Unpaid Intern Sues Major Fashion Brand
NEW YORK - APRIL 04: Model Mark Vanderloo poses for a photograph at the launch of the new DKNY Men's Fragrance at the DKNY store on April 4, 2009 in New York City. (Photo by Neilson Barnard/Getty Images)
NEW YORK - APRIL 04: Model Mark Vanderloo poses for a photograph at the launch of the new DKNY Men's Fragrance at the DKNY store on April 4, 2009 in New York City. (Photo by Neilson Barnard/Getty Images)

A former intern is seeking a class-action lawsuit against Donna Karan International over his unpaid internship in 2009, the New York Daily News reports.

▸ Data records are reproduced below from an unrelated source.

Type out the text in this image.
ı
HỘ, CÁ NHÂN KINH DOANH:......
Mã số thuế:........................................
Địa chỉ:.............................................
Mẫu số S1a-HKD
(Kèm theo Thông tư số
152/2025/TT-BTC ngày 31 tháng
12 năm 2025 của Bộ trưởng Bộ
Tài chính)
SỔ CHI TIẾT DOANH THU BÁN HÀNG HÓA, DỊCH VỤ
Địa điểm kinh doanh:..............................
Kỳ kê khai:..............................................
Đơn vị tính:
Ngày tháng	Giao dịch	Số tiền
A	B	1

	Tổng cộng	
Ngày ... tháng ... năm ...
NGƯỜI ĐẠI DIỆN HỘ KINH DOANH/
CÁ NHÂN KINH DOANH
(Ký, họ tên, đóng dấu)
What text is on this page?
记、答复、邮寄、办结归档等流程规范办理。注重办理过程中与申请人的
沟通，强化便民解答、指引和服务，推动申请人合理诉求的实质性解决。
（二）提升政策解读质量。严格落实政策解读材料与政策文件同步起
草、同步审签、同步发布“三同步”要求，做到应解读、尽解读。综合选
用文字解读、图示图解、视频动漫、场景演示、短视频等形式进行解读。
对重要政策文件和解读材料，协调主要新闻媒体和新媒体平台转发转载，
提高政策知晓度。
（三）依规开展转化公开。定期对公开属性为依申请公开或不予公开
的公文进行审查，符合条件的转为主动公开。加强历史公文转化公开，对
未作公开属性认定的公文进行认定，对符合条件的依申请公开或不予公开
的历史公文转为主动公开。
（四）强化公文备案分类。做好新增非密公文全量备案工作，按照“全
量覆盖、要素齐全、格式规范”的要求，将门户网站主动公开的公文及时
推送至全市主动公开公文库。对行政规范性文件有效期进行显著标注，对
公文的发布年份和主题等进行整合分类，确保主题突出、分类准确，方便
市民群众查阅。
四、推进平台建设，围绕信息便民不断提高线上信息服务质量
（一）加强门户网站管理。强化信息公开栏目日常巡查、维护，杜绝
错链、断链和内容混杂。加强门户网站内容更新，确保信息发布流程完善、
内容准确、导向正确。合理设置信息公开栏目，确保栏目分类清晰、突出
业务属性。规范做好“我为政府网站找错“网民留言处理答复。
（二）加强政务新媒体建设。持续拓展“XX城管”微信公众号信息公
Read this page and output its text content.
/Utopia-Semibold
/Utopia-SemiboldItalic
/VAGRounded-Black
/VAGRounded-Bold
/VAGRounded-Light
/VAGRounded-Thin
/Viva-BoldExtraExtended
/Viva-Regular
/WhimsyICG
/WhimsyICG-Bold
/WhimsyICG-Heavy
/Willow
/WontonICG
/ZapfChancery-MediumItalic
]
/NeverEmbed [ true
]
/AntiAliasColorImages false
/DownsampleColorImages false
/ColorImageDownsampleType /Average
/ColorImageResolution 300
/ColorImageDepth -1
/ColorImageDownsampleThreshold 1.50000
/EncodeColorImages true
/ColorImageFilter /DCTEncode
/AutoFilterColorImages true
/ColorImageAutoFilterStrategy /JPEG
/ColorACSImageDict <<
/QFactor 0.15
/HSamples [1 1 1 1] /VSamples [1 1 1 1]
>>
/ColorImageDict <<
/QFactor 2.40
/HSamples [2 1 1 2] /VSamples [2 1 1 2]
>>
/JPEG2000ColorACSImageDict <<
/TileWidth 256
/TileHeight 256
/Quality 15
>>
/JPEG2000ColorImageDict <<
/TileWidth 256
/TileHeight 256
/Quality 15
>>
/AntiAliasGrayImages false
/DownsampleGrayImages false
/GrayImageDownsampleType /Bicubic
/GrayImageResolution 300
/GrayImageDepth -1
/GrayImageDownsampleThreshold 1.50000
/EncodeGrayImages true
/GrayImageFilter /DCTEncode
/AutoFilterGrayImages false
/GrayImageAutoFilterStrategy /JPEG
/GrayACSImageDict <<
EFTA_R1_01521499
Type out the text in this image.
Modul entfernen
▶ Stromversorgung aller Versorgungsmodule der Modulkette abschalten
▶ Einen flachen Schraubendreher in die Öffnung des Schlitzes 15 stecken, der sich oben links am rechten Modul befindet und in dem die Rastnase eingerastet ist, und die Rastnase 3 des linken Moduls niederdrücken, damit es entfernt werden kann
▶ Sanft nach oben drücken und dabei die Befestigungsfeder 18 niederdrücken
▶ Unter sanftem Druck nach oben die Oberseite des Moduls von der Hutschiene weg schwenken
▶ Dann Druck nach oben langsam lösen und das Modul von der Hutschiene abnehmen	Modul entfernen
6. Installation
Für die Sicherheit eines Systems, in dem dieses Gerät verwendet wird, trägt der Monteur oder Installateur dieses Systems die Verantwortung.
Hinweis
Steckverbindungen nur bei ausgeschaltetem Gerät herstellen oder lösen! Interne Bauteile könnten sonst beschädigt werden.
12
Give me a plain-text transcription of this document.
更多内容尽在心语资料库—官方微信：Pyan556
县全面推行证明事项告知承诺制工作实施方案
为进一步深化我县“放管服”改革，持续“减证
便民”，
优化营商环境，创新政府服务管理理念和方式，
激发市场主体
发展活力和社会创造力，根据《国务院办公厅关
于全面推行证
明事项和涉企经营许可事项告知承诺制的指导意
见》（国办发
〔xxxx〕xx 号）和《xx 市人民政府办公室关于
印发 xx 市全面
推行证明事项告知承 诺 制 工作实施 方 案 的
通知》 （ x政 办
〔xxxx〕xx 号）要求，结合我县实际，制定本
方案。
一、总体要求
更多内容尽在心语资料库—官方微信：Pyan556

Vallentino Smith, a 25 year-old man from Queens in New York City, claims that he clocked in 16 hours a week without pay when he was an undergraduate student working for Donna Karan at its Manhattan headquarters. Smith alleges that he was told the internship would be a great learning experience, but instead all he did was get coffee and organize fashion closets.

"They took advantage of him. You don't see this in waste management or funeral homes," Smith's lawyer, Lloyd Ambinder, told the Daily News.

According to the Fair Labor Standards Act, an internship must meet certain criteria to go unpaid without violating the law. For example, the internship must be "for the benefit of the intern" and be "similar to training which would be given in an educational environment."

Donna Karen's New York headquarters did not respond immediately to a request for comment by The Huffington Post.

Smith is seeking retroactive pay for the hours he worked and would like his case to be classified as class-action so he can represent at least 100 other unpaid Donna Karan interns, according to the New York Post.

Smith's accusations are the latest in a group of lawsuits questioning companies that take on unpaid interns. In June, a former unpaid intern filed a class-action lawsuit against Warner Music Group and Atlantic Records. The intern claims that his work experience included no academic or vocational training and that the company would have had to hire another employee to do his work.

Similarly, former unpaid interns sued Gawker Media that month, claiming the company was in violation of federal law when classifying them as interns to avoid paying wages.

Legal experts have predicted that the unpaid internship lawsuit "trend" is likely to spread even further and that employers across industries should "take note." More than a million U.S. students take internships every year and roughly 20 percent of those internships are unpaid and do not include course credit, Robert Shindell, vice president at consulting firm Intern Bridge, told Forbes.